Estrogen exerts its function through the estrogen receptor alpha (ERα) and beta (ERβ). Both ERα and ERβ receptors appear in significantly high concentrations in SAT of premenopausal women, as signaling from estrogens mediates adipose deposition throughout the body [9, 16]. However, ERα expression is reduced in the SAT of clinically obese females and postmenopausal women treated with estradiol compared to their normal-weight counterparts [14, 17, 18]. Interestingly, Erβ, which serves an antagonistic role on ERα-mediated gene expression, is highly expressed in postmenopausal women in comparison to premenopausal women [19]. Such findings raise the question of whether a correlation of the concentrations of estrogen receptors in adipose tissue could elucidate a similar relationship between estrogen receptor concentrations in lipedema AT. Additionally, a study conducted by Gavin et al. discovered described that the concentration of ERα is decreased and ERβ concentration is increased in the lower extremities of overweight patients, associating the variable concentrations to sexual dimorphisms in regionalized fat deposition for individuals [20]. As discussed earlier, fat accumulates in the lower extremities of lipedema patients, implying a potential role of ER in its pathogenesis. Furthermore, Dieudonné and colleagues evaluated the expression of ERs in preadipocytes and adipocytes in a cohort of lean subjects and determined that males and females statistically share similar levels of both ERα and ERβ within intraabdominal AT (IAT) and SAT [14]. Females have slightly higher concentrations of ERα and ERβ globally than males. However, when induced with estradiol, expression of ERα in the SAT in females increased significantly more than in IAT. In these same conditions, the SAT in females have a significantly increased expression of ERβ while all other levels of ERβ (IAT in females, SAT and IAT in males) remained the same. Cases of increased regionalized lipid accumulation are closely correlated to estrogen deficiency [21, 22, 23, 24]. In contrast, in an estrogen-sufficient state, excess fat is stored in the gluteal-femoral region, rather than the abdominal region. One mechanism has been postulated as a factor in this association is the acute administration of estrogens to postmenopausal women which reduced basal lipolysis in SAT, particularly in the femoral region, further supporting a role for estrogens in regional fat deposition in lipedema patients [25].
The third estrogen receptor, G protein-coupled estrogen receptor (GPER) is expressed on the membrane at lower concentrations in adipose tissue but nonetheless, with several important effects.

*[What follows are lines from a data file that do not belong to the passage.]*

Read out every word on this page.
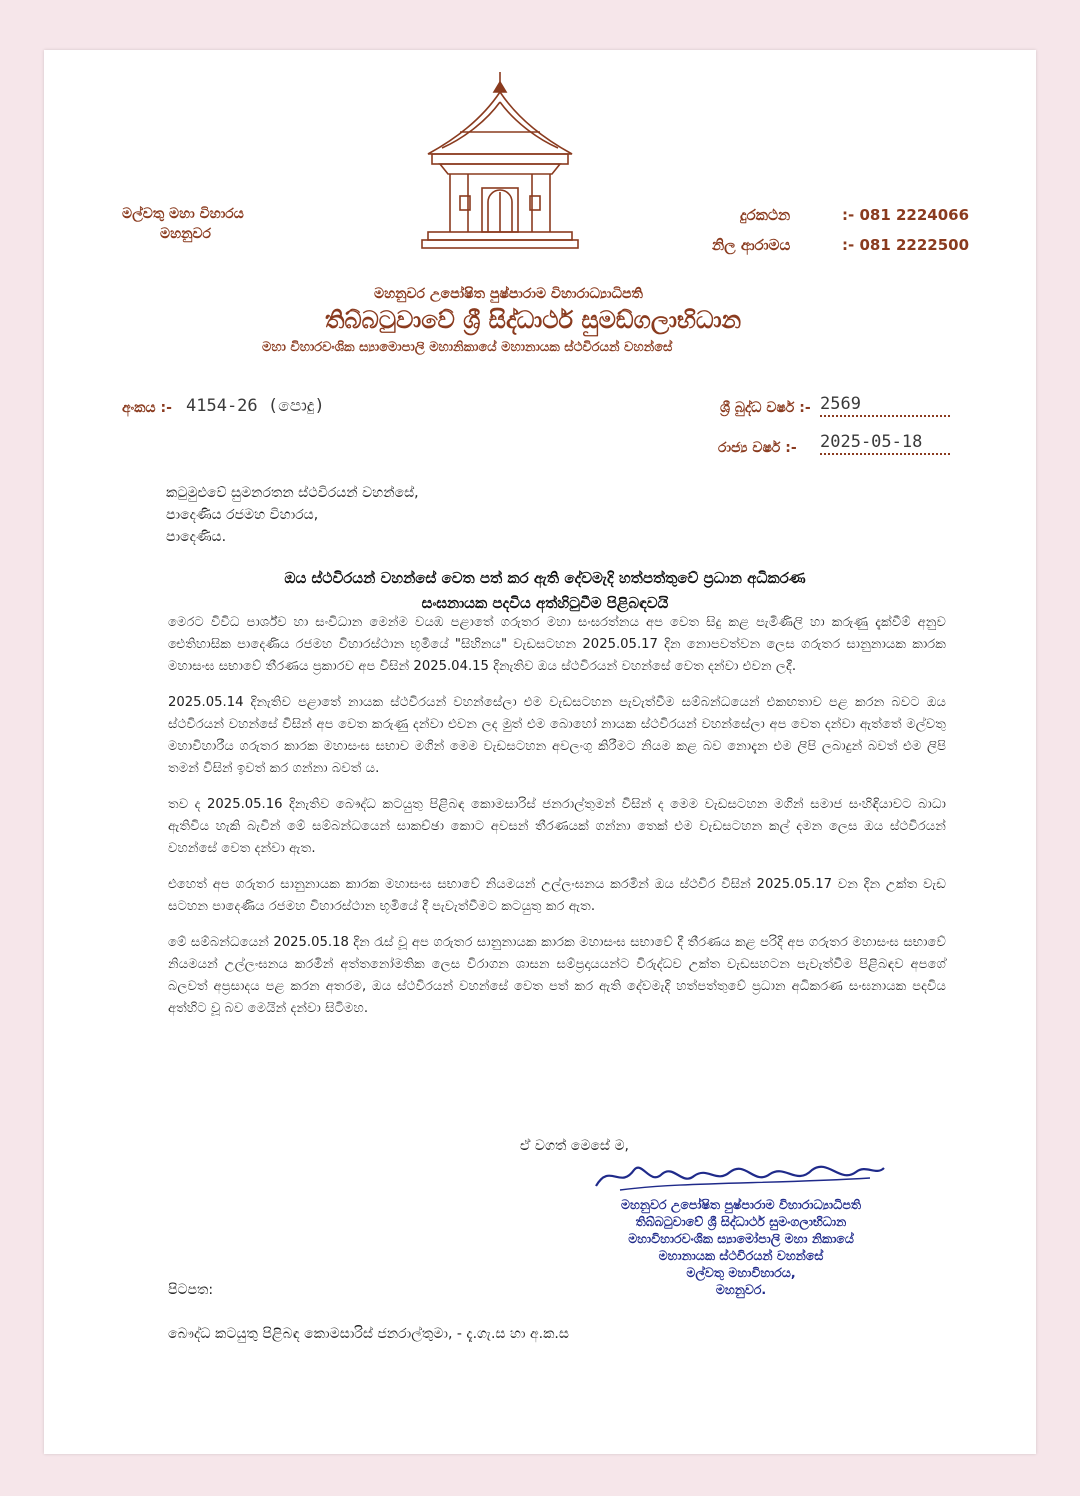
මල්වතු මහා විහාරය
මහනුවර
දුරකථන	:- 081 2224066
නිල ආරාමය	:- 081 2222500
මහනුවර උපෝෂිත පුෂ්පාරාම විහාරාධ්‍යාධිපති
තිබ්බටුවාවේ ශ්‍රී සිද්ධාර්ථ සුමඞ්ගලාභිධාන
මහා විහාරවංශික ස්‍යාමොපාලි මහානිකායේ මහානායක ස්ථවිරයන් වහන්සේ
අංකය :- 4154-26 (පොදු)	ශ්‍රී බුද්ධ වර්ෂ :- 2569
රාජ්‍ය වර්ෂ :- 2025-05-18
කටුමුළුවේ සුමනරතන ස්ථවිරයන් වහන්සේ,
පාදෙණිය රජමහ විහාරය,
පාදෙණිය.
ඔය ස්ථවිරයන් වහන්සේ වෙත පත් කර ඇති දේවමැදි හත්පත්තුවේ ප්‍රධාන අධිකරණ
සංඝනායක පදවිය අත්හිටුවීම පිළිබඳවයි

මෙරට විවිධ පාර්ශ්ව හා සංවිධාන මෙන්ම වයඹ පළාතේ ගරුතර මහා සංඝරත්නය අප වෙත සිදු කළ පැමිණිලි හා කරුණු දැක්වීම් අනුව ඓතිහාසික පාදෙණිය රජමහ විහාරස්ථාන භූමියේ "සිහිනය" වැඩසටහන 2025.05.17 දින නොපවත්වන ලෙස ගරුතර සානුනායක කාරක මහාසංඝ සභාවේ තීරණය ප්‍රකාරව අප විසින් 2025.04.15 දිනැතිව ඔය ස්ථවිරයන් වහන්සේ වෙත දන්වා එවන ලදී.

2025.05.14 දිනැතිව පළාතේ නායක ස්ථවිරයන් වහන්සේලා එම වැඩසටහන පැවැත්වීම සම්බන්ධයෙන් එකඟතාව පළ කරන බවට ඔය ස්ථවිරයන් වහන්සේ විසින් අප වෙත කරුණු දන්වා එවන ලද මුත් එම බොහෝ නායක ස්ථවිරයන් වහන්සේලා අප වෙත දන්වා ඇත්තේ මල්වතු මහාවිහාරීය ගරුතර කාරක මහාසංඝ සභාව මගින් මෙම වැඩසටහන අවලංගු කිරීමට නියම කළ බව නොදැන එම ලිපි ලබාදුන් බවත් එම ලිපි තමන් විසින් ඉවත් කර ගන්නා බවත් ය.

තව ද 2025.05.16 දිනැතිව බෞද්ධ කටයුතු පිළිබඳ කොමසාරිස් ජනරාල්තුමන් විසින් ද මෙම වැඩසටහන මගින් සමාජ සංහිඳියාවට බාධා ඇතිවිය හැකි බැවින් මේ සම්බන්ධයෙන් සාකච්ඡා කොට අවසන් තීරණයක් ගන්නා තෙක් එම වැඩසටහන කල් දමන ලෙස ඔය ස්ථවිරයන් වහන්සේ වෙත දන්වා ඇත.

එහෙත් අප ගරුතර සානුනායක කාරක මහාසංඝ සභාවේ නියමයන් උල්ලංඝනය කරමින් ඔය ස්ථවිර විසින් 2025.05.17 වන දින උක්ත වැඩ සටහන පාදෙණිය රජමහ විහාරස්ථාන භූමියේ දී පැවැත්වීමට කටයුතු කර ඇත.

මේ සම්බන්ධයෙන් 2025.05.18 දින රැස් වූ අප ගරුතර සානුනායක කාරක මහාසංඝ සභාවේ දී තීරණය කළ පරිදි අප ගරුතර මහාසංඝ සභාවේ නියමයන් උල්ලංඝනය කරමින් අත්තනෝමතික ලෙස විරාගන ශාසන සම්ප්‍රදායයන්ට විරුද්ධව උක්ත වැඩසහටන පැවැත්වීම පිළිබඳව අපගේ බලවත් අප්‍රසාදය පළ කරන අතරම, ඔය ස්ථවිරයන් වහන්සේ වෙත පත් කර ඇති දේවමැදි හත්පත්තුවේ ප්‍රධාන අධිකරණ සංඝනායක පදවිය අත්හිට වූ බව මෙයින් දන්වා සිටිමහ.

ඒ වගත් මෙසේ ම,
මහනුවර උපෝෂිත පුෂ්පාරාම විහාරාධ්‍යාධිපති
තිබ්බටුවාවේ ශ්‍රී සිද්ධාර්ථ සුමංගලාභිධාන
මහාවිහාරවංශික ස්‍යාමෝපාලි මහා නිකායේ
මහානායක ස්ථවිරයන් වහන්සේ
මල්වතු මහාවිහාරය,
මහනුවර.
පිටපත:
බෞද්ධ කටයුතු පිළිබඳ කොමසාරිස් ජනරාල්තුමා, - දැ.ගැ.ස හා අ.ක.ස
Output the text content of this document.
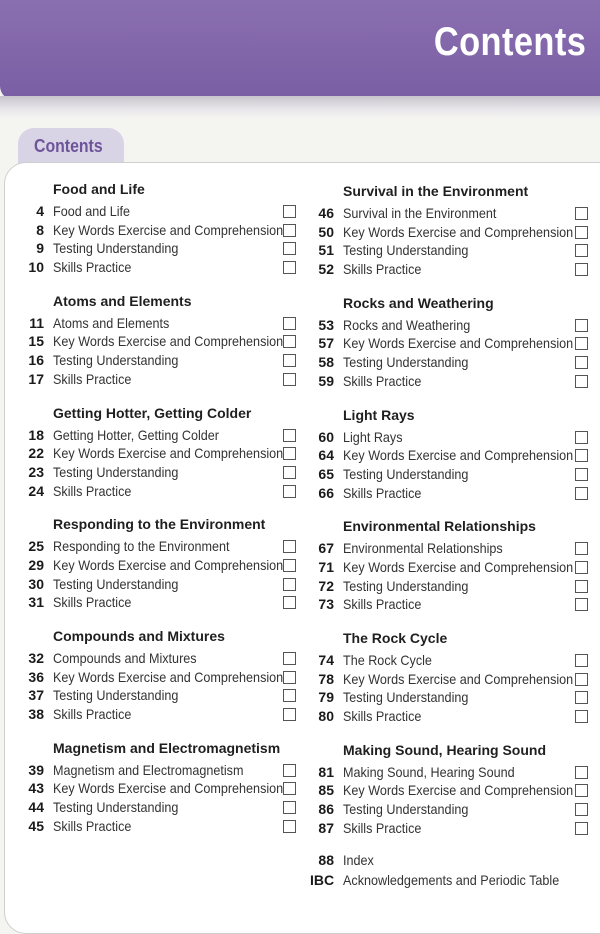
Contents
Contents
Food and Life
4 Food and Life
8 Key Words Exercise and Comprehension
9 Testing Understanding
10 Skills Practice
Atoms and Elements
11 Atoms and Elements
15 Key Words Exercise and Comprehension
16 Testing Understanding
17 Skills Practice
Getting Hotter, Getting Colder
18 Getting Hotter, Getting Colder
22 Key Words Exercise and Comprehension
23 Testing Understanding
24 Skills Practice
Responding to the Environment
25 Responding to the Environment
29 Key Words Exercise and Comprehension
30 Testing Understanding
31 Skills Practice
Compounds and Mixtures
32 Compounds and Mixtures
36 Key Words Exercise and Comprehension
37 Testing Understanding
38 Skills Practice
Magnetism and Electromagnetism
39 Magnetism and Electromagnetism
43 Key Words Exercise and Comprehension
44 Testing Understanding
45 Skills Practice
Survival in the Environment
46 Survival in the Environment
50 Key Words Exercise and Comprehension
51 Testing Understanding
52 Skills Practice
Rocks and Weathering
53 Rocks and Weathering
57 Key Words Exercise and Comprehension
58 Testing Understanding
59 Skills Practice
Light Rays
60 Light Rays
64 Key Words Exercise and Comprehension
65 Testing Understanding
66 Skills Practice
Environmental Relationships
67 Environmental Relationships
71 Key Words Exercise and Comprehension
72 Testing Understanding
73 Skills Practice
The Rock Cycle
74 The Rock Cycle
78 Key Words Exercise and Comprehension
79 Testing Understanding
80 Skills Practice
Making Sound, Hearing Sound
81 Making Sound, Hearing Sound
85 Key Words Exercise and Comprehension
86 Testing Understanding
87 Skills Practice
88 Index
IBC Acknowledgements and Periodic Table
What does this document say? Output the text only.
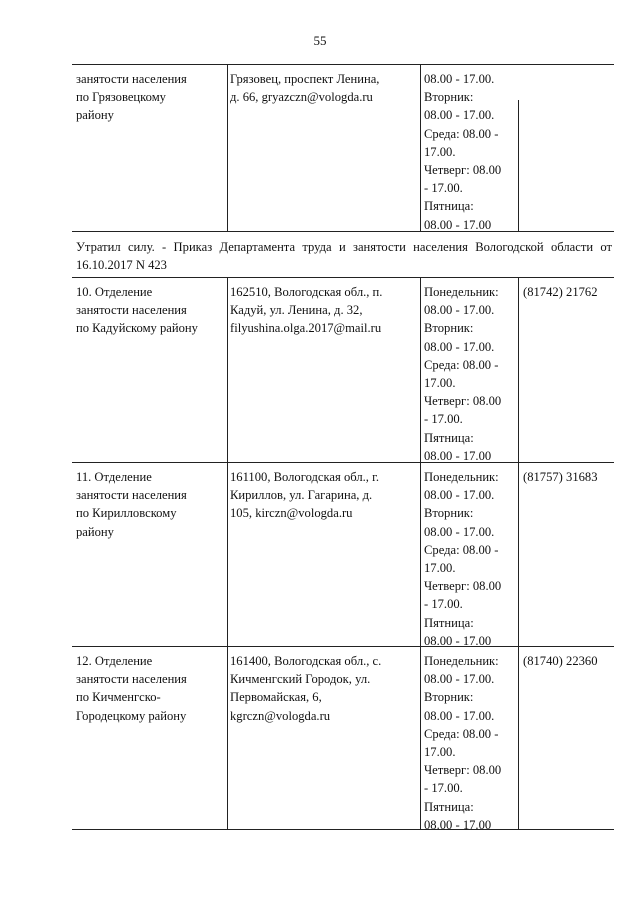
55
занятости населения
по Грязовецкому
району
Грязовец, проспект Ленина,
д. 66, gryazczn@vologda.ru
08.00 - 17.00.
Вторник:
08.00 - 17.00.
Среда: 08.00 -
17.00.
Четверг: 08.00
- 17.00.
Пятница:
08.00 - 17.00
Утратил силу. - Приказ Департамента труда и занятости населения Вологодской области от 16.10.2017 N 423
10. Отделение
занятости населения
по Кадуйскому району
162510, Вологодская обл., п.
Кадуй, ул. Ленина, д. 32,
filyushina.olga.2017@mail.ru
Понедельник:
08.00 - 17.00.
Вторник:
08.00 - 17.00.
Среда: 08.00 -
17.00.
Четверг: 08.00
- 17.00.
Пятница:
08.00 - 17.00
(81742) 21762
11. Отделение
занятости населения
по Кирилловскому
району
161100, Вологодская обл., г.
Кириллов, ул. Гагарина, д.
105, kirczn@vologda.ru
Понедельник:
08.00 - 17.00.
Вторник:
08.00 - 17.00.
Среда: 08.00 -
17.00.
Четверг: 08.00
- 17.00.
Пятница:
08.00 - 17.00
(81757) 31683
12. Отделение
занятости населения
по Кичменгско-
Городецкому району
161400, Вологодская обл., с.
Кичменгский Городок, ул.
Первомайская, 6,
kgrczn@vologda.ru
Понедельник:
08.00 - 17.00.
Вторник:
08.00 - 17.00.
Среда: 08.00 -
17.00.
Четверг: 08.00
- 17.00.
Пятница:
08.00 - 17.00
(81740) 22360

GPER has been widely studied in regulation of body weight, inflammation, insulin sensitivity, and metabolic dysfunction [26, 27, 28, 29]. Several studies demonstrated that mice lacking GPER demonstrate an increase in adiposity (mass and adipocyte size) and decrease in energy expenditure compared to their wild type mice [29, 30, 31]. Studies have also shown that the lack of GPER or ERα expression in mice show similar characteristic of metabolic syndrome such as inflammation, obesity, glucose intolerance and insulin resistance [26, 31, 32, 33, 34]. Although the actions of estrogens on GPER have not yet been fully elucidated, examining the crosstalk between ERs and estrogen will help understand their function in the development of lipedema.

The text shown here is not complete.